HK and Singapore’s mega-rich look at crypto investments: KPMG

Hong Kong and Singapore’s wealthy elite appear to be eyeing digital assets with eagerness, following a new report from KPMG which suggests that over 90% of family offices and high net worth individuals (HNWIs) are interested in investing in digital assets or have already done it.

According to an October 24 report by KPMG China and Aspen Digital titled “Investing in Digital Assets,” as many as 58% of family office and HNWI respondents to a recent survey are already investing in digital assets, and 34% “plan to does.”

The survey took the pulse of 30 family offices and HNWIs in Hong Kong and Singapore, with most respondents managing assets between $10 million to $500 million.

KPMG said the large crypto uptake among the ultra-rich has boosted confidence in the sector, spurred by the rise in “mainstream institutional attention.”
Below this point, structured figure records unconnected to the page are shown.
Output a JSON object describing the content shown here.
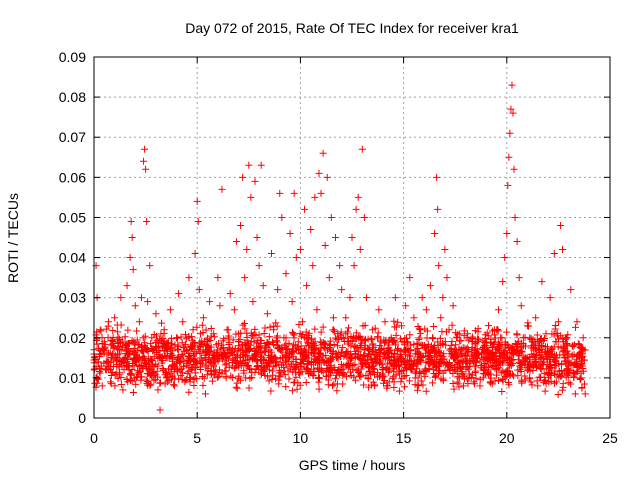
{
  "chart_data": {
    "type": "scatter",
    "title": "Day 072 of 2015, Rate Of TEC Index for receiver kra1",
    "xlabel": "GPS time / hours",
    "ylabel": "ROTI / TECUs",
    "xlim": [
      0,
      25
    ],
    "ylim": [
      0,
      0.09
    ],
    "x_ticks": [
      "0",
      "5",
      "10",
      "15",
      "20",
      "25"
    ],
    "y_ticks": [
      "0",
      "0.01",
      "0.02",
      "0.03",
      "0.04",
      "0.05",
      "0.06",
      "0.07",
      "0.08",
      "0.09"
    ],
    "grid": true,
    "marker": "+",
    "color": "#ff0000",
    "series": [
      {
        "points": [
          [
            0.0,
            0.017
          ],
          [
            0.1,
            0.038
          ],
          [
            0.1,
            0.01
          ],
          [
            0.15,
            0.03
          ],
          [
            0.2,
            0.014
          ],
          [
            0.3,
            0.022
          ],
          [
            0.4,
            0.008
          ],
          [
            0.5,
            0.019
          ],
          [
            0.6,
            0.012
          ],
          [
            0.7,
            0.024
          ],
          [
            0.8,
            0.009
          ],
          [
            0.9,
            0.016
          ],
          [
            1.0,
            0.025
          ],
          [
            1.1,
            0.011
          ],
          [
            1.2,
            0.02
          ],
          [
            1.3,
            0.03
          ],
          [
            1.4,
            0.007
          ],
          [
            1.5,
            0.018
          ],
          [
            1.6,
            0.033
          ],
          [
            1.7,
            0.012
          ],
          [
            1.75,
            0.04
          ],
          [
            1.8,
            0.049
          ],
          [
            1.85,
            0.045
          ],
          [
            1.9,
            0.037
          ],
          [
            2.0,
            0.028
          ],
          [
            2.1,
            0.015
          ],
          [
            2.2,
            0.024
          ],
          [
            2.3,
            0.03
          ],
          [
            2.4,
            0.064
          ],
          [
            2.45,
            0.067
          ],
          [
            2.5,
            0.062
          ],
          [
            2.55,
            0.049
          ],
          [
            2.6,
            0.029
          ],
          [
            2.7,
            0.038
          ],
          [
            2.8,
            0.02
          ],
          [
            2.9,
            0.011
          ],
          [
            3.0,
            0.026
          ],
          [
            3.1,
            0.007
          ],
          [
            3.2,
            0.002
          ],
          [
            3.3,
            0.015
          ],
          [
            3.4,
            0.022
          ],
          [
            3.5,
            0.01
          ],
          [
            3.6,
            0.018
          ],
          [
            3.7,
            0.027
          ],
          [
            3.8,
            0.013
          ],
          [
            3.9,
            0.008
          ],
          [
            4.0,
            0.02
          ],
          [
            4.1,
            0.031
          ],
          [
            4.2,
            0.014
          ],
          [
            4.3,
            0.024
          ],
          [
            4.4,
            0.009
          ],
          [
            4.5,
            0.017
          ],
          [
            4.6,
            0.035
          ],
          [
            4.7,
            0.012
          ],
          [
            4.8,
            0.022
          ],
          [
            4.9,
            0.041
          ],
          [
            5.0,
            0.054
          ],
          [
            5.05,
            0.049
          ],
          [
            5.1,
            0.032
          ],
          [
            5.2,
            0.015
          ],
          [
            5.3,
            0.025
          ],
          [
            5.4,
            0.006
          ],
          [
            5.5,
            0.018
          ],
          [
            5.6,
            0.029
          ],
          [
            5.7,
            0.011
          ],
          [
            5.8,
            0.021
          ],
          [
            5.9,
            0.014
          ],
          [
            6.0,
            0.035
          ],
          [
            6.1,
            0.028
          ],
          [
            6.2,
            0.057
          ],
          [
            6.3,
            0.016
          ],
          [
            6.4,
            0.01
          ],
          [
            6.5,
            0.022
          ],
          [
            6.6,
            0.031
          ],
          [
            6.7,
            0.013
          ],
          [
            6.8,
            0.027
          ],
          [
            6.9,
            0.044
          ],
          [
            7.0,
            0.019
          ],
          [
            7.1,
            0.048
          ],
          [
            7.2,
            0.06
          ],
          [
            7.3,
            0.035
          ],
          [
            7.4,
            0.042
          ],
          [
            7.5,
            0.063
          ],
          [
            7.6,
            0.055
          ],
          [
            7.7,
            0.029
          ],
          [
            7.8,
            0.059
          ],
          [
            7.9,
            0.045
          ],
          [
            8.0,
            0.038
          ],
          [
            8.1,
            0.063
          ],
          [
            8.2,
            0.033
          ],
          [
            8.3,
            0.018
          ],
          [
            8.4,
            0.026
          ],
          [
            8.5,
            0.012
          ],
          [
            8.6,
            0.041
          ],
          [
            8.7,
            0.022
          ],
          [
            8.8,
            0.015
          ],
          [
            8.9,
            0.032
          ],
          [
            9.0,
            0.056
          ],
          [
            9.1,
            0.05
          ],
          [
            9.2,
            0.02
          ],
          [
            9.3,
            0.036
          ],
          [
            9.4,
            0.014
          ],
          [
            9.5,
            0.046
          ],
          [
            9.6,
            0.029
          ],
          [
            9.7,
            0.056
          ],
          [
            9.8,
            0.04
          ],
          [
            9.9,
            0.019
          ],
          [
            10.0,
            0.042
          ],
          [
            10.1,
            0.024
          ],
          [
            10.2,
            0.052
          ],
          [
            10.3,
            0.033
          ],
          [
            10.4,
            0.015
          ],
          [
            10.5,
            0.047
          ],
          [
            10.6,
            0.038
          ],
          [
            10.7,
            0.055
          ],
          [
            10.8,
            0.027
          ],
          [
            10.9,
            0.061
          ],
          [
            11.0,
            0.056
          ],
          [
            11.1,
            0.066
          ],
          [
            11.2,
            0.043
          ],
          [
            11.3,
            0.06
          ],
          [
            11.4,
            0.035
          ],
          [
            11.5,
            0.05
          ],
          [
            11.6,
            0.025
          ],
          [
            11.7,
            0.045
          ],
          [
            11.8,
            0.018
          ],
          [
            11.9,
            0.038
          ],
          [
            12.0,
            0.032
          ],
          [
            12.1,
            0.013
          ],
          [
            12.2,
            0.025
          ],
          [
            12.3,
            0.019
          ],
          [
            12.4,
            0.03
          ],
          [
            12.5,
            0.045
          ],
          [
            12.6,
            0.038
          ],
          [
            12.7,
            0.052
          ],
          [
            12.8,
            0.055
          ],
          [
            12.9,
            0.042
          ],
          [
            13.0,
            0.067
          ],
          [
            13.1,
            0.05
          ],
          [
            13.2,
            0.03
          ],
          [
            13.3,
            0.016
          ],
          [
            13.4,
            0.011
          ],
          [
            13.5,
            0.022
          ],
          [
            13.6,
            0.008
          ],
          [
            13.7,
            0.014
          ],
          [
            13.8,
            0.027
          ],
          [
            13.9,
            0.019
          ],
          [
            14.0,
            0.012
          ],
          [
            14.1,
            0.024
          ],
          [
            14.2,
            0.016
          ],
          [
            14.3,
            0.009
          ],
          [
            14.4,
            0.02
          ],
          [
            14.5,
            0.013
          ],
          [
            14.6,
            0.03
          ],
          [
            14.7,
            0.017
          ],
          [
            14.8,
            0.011
          ],
          [
            14.9,
            0.023
          ],
          [
            15.0,
            0.014
          ],
          [
            15.1,
            0.028
          ],
          [
            15.2,
            0.019
          ],
          [
            15.3,
            0.035
          ],
          [
            15.4,
            0.012
          ],
          [
            15.5,
            0.025
          ],
          [
            15.6,
            0.017
          ],
          [
            15.7,
            0.01
          ],
          [
            15.8,
            0.022
          ],
          [
            15.9,
            0.03
          ],
          [
            16.0,
            0.018
          ],
          [
            16.1,
            0.027
          ],
          [
            16.2,
            0.014
          ],
          [
            16.3,
            0.033
          ],
          [
            16.4,
            0.02
          ],
          [
            16.5,
            0.046
          ],
          [
            16.6,
            0.06
          ],
          [
            16.65,
            0.052
          ],
          [
            16.7,
            0.038
          ],
          [
            16.8,
            0.025
          ],
          [
            16.9,
            0.03
          ],
          [
            17.0,
            0.042
          ],
          [
            17.1,
            0.035
          ],
          [
            17.2,
            0.022
          ],
          [
            17.3,
            0.017
          ],
          [
            17.4,
            0.028
          ],
          [
            17.5,
            0.012
          ],
          [
            17.6,
            0.02
          ],
          [
            17.7,
            0.01
          ],
          [
            17.8,
            0.016
          ],
          [
            17.9,
            0.008
          ],
          [
            18.0,
            0.014
          ],
          [
            18.1,
            0.021
          ],
          [
            18.2,
            0.011
          ],
          [
            18.3,
            0.017
          ],
          [
            18.4,
            0.009
          ],
          [
            18.5,
            0.013
          ],
          [
            18.6,
            0.019
          ],
          [
            18.7,
            0.008
          ],
          [
            18.8,
            0.015
          ],
          [
            18.9,
            0.011
          ],
          [
            19.0,
            0.018
          ],
          [
            19.1,
            0.012
          ],
          [
            19.2,
            0.009
          ],
          [
            19.3,
            0.016
          ],
          [
            19.4,
            0.022
          ],
          [
            19.5,
            0.013
          ],
          [
            19.6,
            0.027
          ],
          [
            19.7,
            0.02
          ],
          [
            19.8,
            0.034
          ],
          [
            19.9,
            0.04
          ],
          [
            20.0,
            0.046
          ],
          [
            20.05,
            0.058
          ],
          [
            20.1,
            0.065
          ],
          [
            20.15,
            0.071
          ],
          [
            20.2,
            0.077
          ],
          [
            20.25,
            0.083
          ],
          [
            20.3,
            0.076
          ],
          [
            20.35,
            0.062
          ],
          [
            20.4,
            0.05
          ],
          [
            20.5,
            0.044
          ],
          [
            20.6,
            0.035
          ],
          [
            20.7,
            0.028
          ],
          [
            20.8,
            0.02
          ],
          [
            20.9,
            0.015
          ],
          [
            21.0,
            0.023
          ],
          [
            21.1,
            0.01
          ],
          [
            21.2,
            0.018
          ],
          [
            21.3,
            0.013
          ],
          [
            21.4,
            0.025
          ],
          [
            21.5,
            0.008
          ],
          [
            21.6,
            0.019
          ],
          [
            21.7,
            0.034
          ],
          [
            21.8,
            0.014
          ],
          [
            21.9,
            0.021
          ],
          [
            22.0,
            0.011
          ],
          [
            22.1,
            0.03
          ],
          [
            22.2,
            0.016
          ],
          [
            22.3,
            0.041
          ],
          [
            22.4,
            0.009
          ],
          [
            22.5,
            0.024
          ],
          [
            22.6,
            0.048
          ],
          [
            22.7,
            0.042
          ],
          [
            22.8,
            0.015
          ],
          [
            22.9,
            0.02
          ],
          [
            23.0,
            0.013
          ],
          [
            23.1,
            0.032
          ],
          [
            23.2,
            0.018
          ],
          [
            23.3,
            0.011
          ],
          [
            23.4,
            0.024
          ],
          [
            23.5,
            0.016
          ],
          [
            23.6,
            0.01
          ],
          [
            23.7,
            0.02
          ],
          [
            23.8,
            0.006
          ]
        ]
      }
    ],
    "dense_band": {
      "x_range": [
        0,
        23.8
      ],
      "y_min": 0.005,
      "y_max": 0.025
    }
  }
}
It also noted that institutions also have more access to financial products for digital assets, including regulated products.

Singapore’s largest bank, DBS, announced in September that it is expanding crypto services on its digital exchange (DDEx) to approximately 100,000 high-net-worth clients who meet the criteria around their income to be classified as accredited investors, ensuring compliance with the financial authorities’ view that crypto. assets are not suitable for retail investors.

While crypto exchange Coinhako announced in October, they were among a small number of firms that received a license from the Monetary Authority of Singapore (MAS) to offer digital payment token services.

However, allocations remain relatively small, with most allocating less than 5% of their portfolio to digital assets – mainly in Bitcoin (BTC), Ether (ETH) and stablecoins.

Respondents cited market volatility and difficulties in accurate valuation and lack of regulatory clarity on digital assets continue to be a barrier to investment in the sector.

“As digital assets are fairly new, there is still some uncertainty among FOs and HNWIs about investing in the sector, particularly in terms of regulation and valuation,” the report’s authors wrote.

However, KMPG noted that regulatory clarity in the two countries may be changing for the better.

“For example, all virtual asset service providers (VASPs) in Hong Kong will have to apply for a license by March 2024. Singapore is also planning to expand its cryptocurrency regulations.”

Hong Kong’s securities regulator recently announced that it wants to allow retail investors to invest directly in virtual assets and reconsider current requirements for crypto trading.

Related: Coinbase gets in-principle approval for Singapore crypto license

The Monetary Authority of Singapore (MAS) has expanded crypto trading for accredited investors and several exchanges have received preliminary approval to offer digital payment token services in the city-state.

Earlier this month, Anchorage Digital co-founder and president Diogo Mónica said his company has chosen Singapore as a “jumping point” into the broader Asia market because the country has a strong regulatory environment.

“It’s about being in a regime that’s friendly to crypto and that companies want to do business in. We’re institutional only, institutions are going to Singapore, so we’re following.”